SAN JOSE, Calif., Nov. 16, 2011 /PRNewswire/ -- SunPower Corp. (NASDAQ: SPWRA, SPWRB) today announced the execution of four new supplemental indentures, with Wells Fargo Bank, National Association, as trustee, to reflect the stockholder-approved reclassification of the company's Class A common stock and Class B common stock into a single class of common stock on a one-for-one basis as previously announced. A new supplemental indenture has been executed for each of the 1.25% Senior Convertible Debentures due 2027 with CUSIP number 867652 AA7, the 0.75% Senior Convertible Debentures due 2027 with CUSIP number 867652 AB5 and the 4.75% Senior Convertible Debentures due 2014 with CUSIP number 867652 AC3 (together, the "Convertible Debentures"). A supplemental indenture has also been executed for the 4.5% Senior Convertible Debentures due 2015 with CUSIP number 867652 AE9 (the "Cash Convertible Debentures").
The new supplemental indentures for the Convertible Debentures provide that the Convertible Debentures will be convertible into the new single class of common stock in the same amount as holders would have been entitled to receive had their debentures been converted into Class A common stock immediately prior to the company's common stock reclassification.
The new supplemental indenture covering the Cash Convertible Debentures provides that such series will be convertible into a cash amount based on the trading price of the new single class of common stock rather than the prior Class A common stock.

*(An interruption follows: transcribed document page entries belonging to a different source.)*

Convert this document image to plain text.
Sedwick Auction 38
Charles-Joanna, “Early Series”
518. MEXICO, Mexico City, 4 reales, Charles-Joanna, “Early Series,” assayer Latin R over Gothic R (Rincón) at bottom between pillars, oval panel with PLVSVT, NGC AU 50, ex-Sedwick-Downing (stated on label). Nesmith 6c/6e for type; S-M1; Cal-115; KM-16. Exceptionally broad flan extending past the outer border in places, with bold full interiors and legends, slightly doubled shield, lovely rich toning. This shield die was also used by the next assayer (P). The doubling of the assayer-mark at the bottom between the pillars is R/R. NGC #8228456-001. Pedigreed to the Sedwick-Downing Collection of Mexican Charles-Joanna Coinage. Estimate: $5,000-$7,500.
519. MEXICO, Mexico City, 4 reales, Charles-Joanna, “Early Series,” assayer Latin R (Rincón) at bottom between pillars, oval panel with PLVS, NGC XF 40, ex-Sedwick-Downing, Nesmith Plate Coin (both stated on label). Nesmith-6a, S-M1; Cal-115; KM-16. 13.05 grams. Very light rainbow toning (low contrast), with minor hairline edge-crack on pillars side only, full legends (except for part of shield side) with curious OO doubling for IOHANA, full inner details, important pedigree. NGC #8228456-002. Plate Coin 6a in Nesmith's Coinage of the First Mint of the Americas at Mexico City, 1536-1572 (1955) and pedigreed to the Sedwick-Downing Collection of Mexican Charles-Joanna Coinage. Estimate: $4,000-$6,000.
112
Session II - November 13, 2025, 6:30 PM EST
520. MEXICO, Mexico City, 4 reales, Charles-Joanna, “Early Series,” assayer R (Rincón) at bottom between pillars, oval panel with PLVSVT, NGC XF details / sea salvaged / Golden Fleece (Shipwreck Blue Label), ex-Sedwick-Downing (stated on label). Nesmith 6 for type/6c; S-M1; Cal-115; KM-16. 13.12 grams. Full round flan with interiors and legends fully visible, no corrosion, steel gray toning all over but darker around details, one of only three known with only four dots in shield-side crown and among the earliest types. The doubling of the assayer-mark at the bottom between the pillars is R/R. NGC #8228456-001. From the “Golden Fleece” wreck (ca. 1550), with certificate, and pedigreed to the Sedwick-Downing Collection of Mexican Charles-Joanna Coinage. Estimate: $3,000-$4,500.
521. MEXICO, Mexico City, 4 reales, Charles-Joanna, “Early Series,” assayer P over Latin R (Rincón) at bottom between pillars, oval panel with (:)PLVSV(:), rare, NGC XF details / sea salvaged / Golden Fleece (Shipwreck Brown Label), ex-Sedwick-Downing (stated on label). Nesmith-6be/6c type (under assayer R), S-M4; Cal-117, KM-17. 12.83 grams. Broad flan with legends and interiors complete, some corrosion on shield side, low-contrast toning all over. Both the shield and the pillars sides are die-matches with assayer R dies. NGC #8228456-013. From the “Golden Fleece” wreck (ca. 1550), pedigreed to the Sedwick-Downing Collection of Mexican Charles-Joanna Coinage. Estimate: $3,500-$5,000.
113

To implement the common stock reclassification, the company filed a Restated Certificate of Incorporation with the Secretary of State of the State of Delaware on November 15, 2011, which became effective at 5 pm Eastern Standard Time today. Upon the effectiveness of the Restated Certificate of Incorporation, each share of the company's outstanding Class A common stock and Class B common stock was automatically reclassified as, and become one share of, a new single class of common stock named "common stock" that has the same voting powers, preferences, rights and qualifications, limitations and restrictions as the prior Class A common stock.Holders of Debentures need not take any action in connection with the common stock reclassification or in connection with the execution of the new supplemental indentures.